Carole Tucker said children as young as eight years old are reliable and consistent reporters of their health conditions using self-report measures such as face pain scales, the pediatric pain questionnaire, Bath Adolescent Pain Questionnaire, and Pain Catastrophizing Scale for children. However, it is important to take a multidimensional approach to pain assessment because children’s expression of pain differs significantly across developmental stages. This makes standardized assessment challenging for Social Security Administration (SSA) determinations.
Tucker said pain in children has neurophysiological effects on their development, including physically altered movement patterns, psychological anxiety, depression, and strained social and peer relationships. While developing social and peer relationships is a key hallmark of healthy, functioning children, the electronic health record (EHR) does not accurately reflect those relationships. Thus, making a disability determination based primarily on medical diagnoses in the EHR serves children poorly.

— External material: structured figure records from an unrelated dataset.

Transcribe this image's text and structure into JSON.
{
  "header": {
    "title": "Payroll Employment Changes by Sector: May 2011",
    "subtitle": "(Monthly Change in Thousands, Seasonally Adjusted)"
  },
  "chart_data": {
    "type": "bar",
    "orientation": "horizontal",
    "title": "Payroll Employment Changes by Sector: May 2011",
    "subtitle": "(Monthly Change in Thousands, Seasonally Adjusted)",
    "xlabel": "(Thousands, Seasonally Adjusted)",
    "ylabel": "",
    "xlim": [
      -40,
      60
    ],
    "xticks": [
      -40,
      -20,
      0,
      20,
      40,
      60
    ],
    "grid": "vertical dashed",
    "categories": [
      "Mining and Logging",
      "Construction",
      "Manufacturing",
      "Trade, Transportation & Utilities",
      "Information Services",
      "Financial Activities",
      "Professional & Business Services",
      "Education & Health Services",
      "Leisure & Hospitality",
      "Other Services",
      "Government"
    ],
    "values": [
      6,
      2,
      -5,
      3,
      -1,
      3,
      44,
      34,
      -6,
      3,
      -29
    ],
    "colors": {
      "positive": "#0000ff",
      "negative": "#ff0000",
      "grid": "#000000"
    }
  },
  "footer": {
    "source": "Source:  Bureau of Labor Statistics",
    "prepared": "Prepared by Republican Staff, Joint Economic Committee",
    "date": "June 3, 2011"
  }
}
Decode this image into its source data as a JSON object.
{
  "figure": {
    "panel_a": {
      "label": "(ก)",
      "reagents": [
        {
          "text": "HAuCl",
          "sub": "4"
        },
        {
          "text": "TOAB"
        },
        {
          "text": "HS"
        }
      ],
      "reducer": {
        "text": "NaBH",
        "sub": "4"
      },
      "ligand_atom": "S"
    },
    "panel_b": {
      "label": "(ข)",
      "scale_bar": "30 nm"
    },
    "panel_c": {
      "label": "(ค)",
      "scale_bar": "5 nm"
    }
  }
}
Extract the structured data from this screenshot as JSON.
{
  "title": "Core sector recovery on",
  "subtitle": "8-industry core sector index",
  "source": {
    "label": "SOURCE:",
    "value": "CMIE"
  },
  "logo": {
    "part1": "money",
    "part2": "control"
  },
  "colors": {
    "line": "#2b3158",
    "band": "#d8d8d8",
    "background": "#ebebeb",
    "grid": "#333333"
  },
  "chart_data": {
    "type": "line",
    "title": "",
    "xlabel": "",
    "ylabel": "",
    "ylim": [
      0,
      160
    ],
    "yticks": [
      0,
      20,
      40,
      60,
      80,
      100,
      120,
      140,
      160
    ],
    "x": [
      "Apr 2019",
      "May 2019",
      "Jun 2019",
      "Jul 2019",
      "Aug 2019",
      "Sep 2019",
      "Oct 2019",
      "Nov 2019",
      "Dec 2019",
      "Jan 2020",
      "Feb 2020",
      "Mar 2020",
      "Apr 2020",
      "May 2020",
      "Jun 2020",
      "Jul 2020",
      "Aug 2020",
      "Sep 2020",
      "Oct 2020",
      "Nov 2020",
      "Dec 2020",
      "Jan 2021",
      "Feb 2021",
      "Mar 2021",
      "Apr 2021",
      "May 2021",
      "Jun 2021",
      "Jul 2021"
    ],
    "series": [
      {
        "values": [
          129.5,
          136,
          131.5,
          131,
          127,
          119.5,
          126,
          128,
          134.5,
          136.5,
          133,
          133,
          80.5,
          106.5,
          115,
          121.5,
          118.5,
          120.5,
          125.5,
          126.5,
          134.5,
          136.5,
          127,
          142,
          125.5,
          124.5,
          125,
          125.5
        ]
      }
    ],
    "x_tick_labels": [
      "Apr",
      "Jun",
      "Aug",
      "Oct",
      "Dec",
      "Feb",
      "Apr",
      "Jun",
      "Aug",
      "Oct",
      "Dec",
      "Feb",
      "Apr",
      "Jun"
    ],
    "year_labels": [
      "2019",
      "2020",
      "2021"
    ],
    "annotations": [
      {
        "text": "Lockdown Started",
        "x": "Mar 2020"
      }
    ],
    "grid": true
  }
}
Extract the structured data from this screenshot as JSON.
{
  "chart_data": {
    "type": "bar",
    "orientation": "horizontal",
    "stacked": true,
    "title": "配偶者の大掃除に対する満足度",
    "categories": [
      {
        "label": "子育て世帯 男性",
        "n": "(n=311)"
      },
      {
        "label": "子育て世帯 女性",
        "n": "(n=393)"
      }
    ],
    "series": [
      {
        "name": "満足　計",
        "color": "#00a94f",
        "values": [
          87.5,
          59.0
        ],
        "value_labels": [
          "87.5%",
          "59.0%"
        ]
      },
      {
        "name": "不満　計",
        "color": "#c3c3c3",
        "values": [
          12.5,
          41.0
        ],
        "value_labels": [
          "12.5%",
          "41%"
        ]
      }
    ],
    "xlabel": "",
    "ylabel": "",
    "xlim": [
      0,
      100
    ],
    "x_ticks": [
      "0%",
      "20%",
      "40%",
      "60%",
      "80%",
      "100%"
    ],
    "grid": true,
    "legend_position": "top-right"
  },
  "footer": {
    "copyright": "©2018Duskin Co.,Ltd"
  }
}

Multidisciplinary measurement involves assessing different domains as well as getting those assessments from a variety of professionals, including medical specialists, physical and occupational therapists, psychologists, school personnel, and social workers. Getting important information from the school environment, however, is “a nightmare,” said Tucker, because states regulate who can collect and use school-generated data.
Tucker said several types of clinical outcome assessments could be useful for disability determinations (Figure 4-2). In her opinion, outcome assessments based on patient-reported outcomes should be weighed more heavily than those based on observational reports. At the same time, performance outcomes are helpful because they assess the impact of pain on function and participation.
If pressed to recommend gold-standard measures for assessing pain in children, Tucker said such measures would need to be developmentally appropriate, account for the child’s developmental stages, and include information from the child, parents, clinician, schools, and others involved with the child. The measures would be multidimensional, assessing pain intensity, location, quality, frequency, duration, and functional impact, and include context-specific measures appropriate for different settings. Finally, they would be longitudinal and include regular assessment over time rather than at a single point. “For Social Security disability determinations, the combination of standardized self-report measures, functional assessment tools, and school and home functioning documentation provide the most comprehensive evidence base,” said Tucker.
After noting challenges with the current SSA framework for pediatric chronic pain, Tucker recommended several improvements SSA could make. These included using enhanced assessment protocols, relying on cross-system collaboration, improving transition planning from childhood to adult, and issuing guidance updates. “Children with chronic pain face unique assessment challenges that impact their access to appropriate disability determinations,” she said. “By improving our measurement tools, documentation systems, and cross-disciplinary collaboration, we can better serve this vulnerable population and ensure appropriate support through the Social Security disability system.”